California Avalanche Workshop public event Saturday at Lake Tahoe Community College
With a strong possibility of at least an average winter in the Sierra, rescuers are gearing up for avalanche season.
The Sierra Avalanche Center is a nonprofit devoted to providing advanced warning of danger and tips to avoid being caught an avalanche during ski season.
On Saturday, the second annual California Avalanche Workshop returned to Lake Tahoe Community College as part of an effort to promote backcountry travel awareness among skiers, snowboarders and backcountry hikers.
The all-day event, inspired by avalanche awareness and snow-science workshops in other mountain regions, was open to the public.
It featured eight speakers discussing a variety of backcountry topics.
“It’s an awesome opportunity for continuing education,” said David Reichel, event organizer and community college wilderness education coordinator. “I do think a lot of the public doesn’t understand the risk.”
The program was geared toward anyone interested in avalanche danger and backcountry travel topics.
“There’s not that many opportunities for backcountry skiers (snowboarders and snowmobilers) to get together,” Reichel said of part of the inspiration for the event.
Speakers at Saturday’s workshop included David Page, a contributor to Los Angeles Times Magazine, Men’s Journal, Powder, The New York Times and Outside Magazine, along with other publications. Page recently authored “The Human Factor,” an avalanche story for Powder Magazine that was a National Magazine Award Finalist for 2015.
National Weather Service forecaster Zach Tolby discussed the upcoming El Niño predictions and what it could mean for the Sierra.
Longtime Tahoe backcountry skier Jon Rockwood presented his account of the 2012 Ward Creek avalanche.
Nine-time X Games snowboard medalist Kevin Jones also shared experiences of his 25 years in backcountry travel.
Additional presenters discussed other weather and avalanche forecasting topics, as well as innovations in avalanche safety gear and education.
“The snow science and avalanche science is changing quickly,” Sierra Nevada avalanche forecaster Andy Anderson said. “Workshops like this are a great way to get information out.”
He echoed Reichel’s notion that the workshop is geared towards backcountry experts and novices alike.

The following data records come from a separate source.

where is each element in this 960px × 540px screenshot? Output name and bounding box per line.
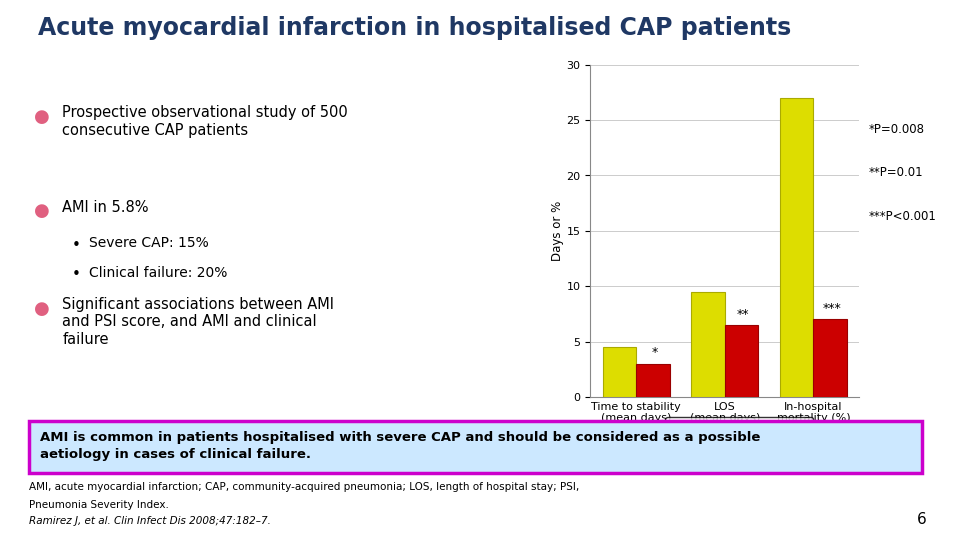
Text: ●: ● [34,300,49,318]
Text: Acute myocardial infarction in hospitalised CAP patients: Acute myocardial infarction in hospitali… [38,16,792,40]
Text: AMI is common in patients hospitalised with severe CAP and should be considered : AMI is common in patients hospitalised w… [39,431,760,461]
Text: 6: 6 [917,511,926,526]
Text: **: ** [737,307,750,321]
Bar [603,347,636,397]
Bar [691,292,725,397]
Text: ***P<0.001: ***P<0.001 [869,210,937,222]
Text: •: • [72,267,81,282]
Text: Clinical failure: 20%: Clinical failure: 20% [89,266,228,280]
Text: Pneumonia Severity Index.: Pneumonia Severity Index. [29,500,169,510]
Y-axis label: Days or %: Days or % [551,201,564,261]
Text: ***: *** [823,302,841,315]
Bar [636,364,670,397]
FancyBboxPatch shape [29,421,922,472]
Text: Ramirez J, et al. Clin Infect Dis 2008;47:182–7.: Ramirez J, et al. Clin Infect Dis 2008;4… [29,516,271,526]
Text: Significant associations between AMI
and PSI score, and AMI and clinical
failure: Significant associations between AMI and… [62,297,334,347]
Text: AMI in 5.8%: AMI in 5.8% [62,200,149,215]
Text: ●: ● [34,108,49,126]
Text: *P=0.008: *P=0.008 [869,123,924,136]
Text: •: • [72,238,81,253]
Bar [725,325,758,397]
Text: Prospective observational study of 500
consecutive CAP patients: Prospective observational study of 500 c… [62,105,348,138]
Text: AMI, acute myocardial infarction; CAP, community-acquired pneumonia; LOS, length: AMI, acute myocardial infarction; CAP, c… [29,482,579,492]
Text: *: * [652,346,658,359]
Bar [780,98,813,397]
Legend: AMI, No AMI: AMI, No AMI [665,417,813,442]
Text: Severe CAP: 15%: Severe CAP: 15% [89,236,209,250]
Bar [813,319,847,397]
Text: ●: ● [34,202,49,220]
Text: **P=0.01: **P=0.01 [869,166,924,179]
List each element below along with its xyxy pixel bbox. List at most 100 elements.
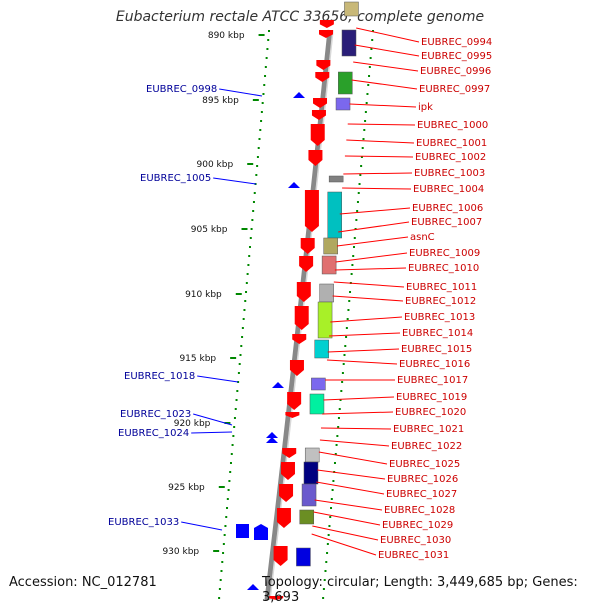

“Everyone should be able to get something out of it,” he said.
Snow Sports Industries America — the trade association that monitors ski and snowboard industry sales and trends — annually reports that backcountry gear is one of the fastest growing areas of the ski and snowboard industry.
That’s some cause for concern among those promoting avalanche education programs.
“Anecdotally we’ve seen incredible growth (of backcountry travel) in the last 10 years,” Anderson said. “I would hope to see the same increase in the number of people taking avalanche classes.”